Following publication of the report, HM Prison and Probation Service have informed us about some of the action taken since the inspection that was carried out in October. This includes refurbishing the houseblock where many of the most shocking issues were found. In response to staffing resources additional staff have been appointed, comprising of experienced prison officers from other local prisons. A dedicated Safety Taskforce Group, to improve the outcomes for women in the prison’s care, has also been established along with newly designed care plans identifying the key needs of the individual and offering bespoke care.

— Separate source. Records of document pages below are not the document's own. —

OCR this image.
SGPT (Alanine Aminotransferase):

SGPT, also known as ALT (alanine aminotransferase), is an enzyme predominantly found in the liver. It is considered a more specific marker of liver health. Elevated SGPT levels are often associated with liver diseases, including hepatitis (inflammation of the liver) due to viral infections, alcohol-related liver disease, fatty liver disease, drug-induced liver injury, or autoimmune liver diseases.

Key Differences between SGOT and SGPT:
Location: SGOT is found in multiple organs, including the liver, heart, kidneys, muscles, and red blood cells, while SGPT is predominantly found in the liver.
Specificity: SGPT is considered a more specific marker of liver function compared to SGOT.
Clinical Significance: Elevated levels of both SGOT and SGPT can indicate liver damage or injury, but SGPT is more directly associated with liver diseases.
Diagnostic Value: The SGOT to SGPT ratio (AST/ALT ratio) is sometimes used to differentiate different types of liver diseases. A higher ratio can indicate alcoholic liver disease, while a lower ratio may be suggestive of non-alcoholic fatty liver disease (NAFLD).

I am aware of the continuous journey the prison is undertaking to improve the care for women in its custody. The Counsel General and I visited HMP Eastwood Park on the 19 January and had concerns following feedback raised, including lack of access to education. I am aware that the Equality and Social Justice committee has raised shortage of staff and similar concerns through its Senedd inquiry on the experiences of women in the criminal justice system. We will continue to seek regular updates on action to address the identified issues and

The findings underline the importance of diverting women away from custody wherever possible. The Women’s Justice Blueprint, which was developed jointly by the Welsh Government, HMPPS and Policing in Wales, supports initiatives such as the Women’s Pathfinder diversion scheme and engagement work with magistrates to help ensure women are not faced with unnecessary and hugely disruptive prison sentences for minor offences.

In my recent visit I saw first-hand the value of some of the Blueprint initiatives referenced positively in the HMIP report, including the Visiting Mum Scheme, which helps children to visit parents in custody, and the important role played by the Independent Domestic Violence Advisor for Welsh women at Eastwood Park.

There is much more to be done to improve outcomes for women in contact with the justice system. As justice remains at present a reserved matter, we will continue in our commitment to reducing crime and reoffending to create a better Wales for all under the current system, alongside work to progress the case for the devolution of justice in Wales.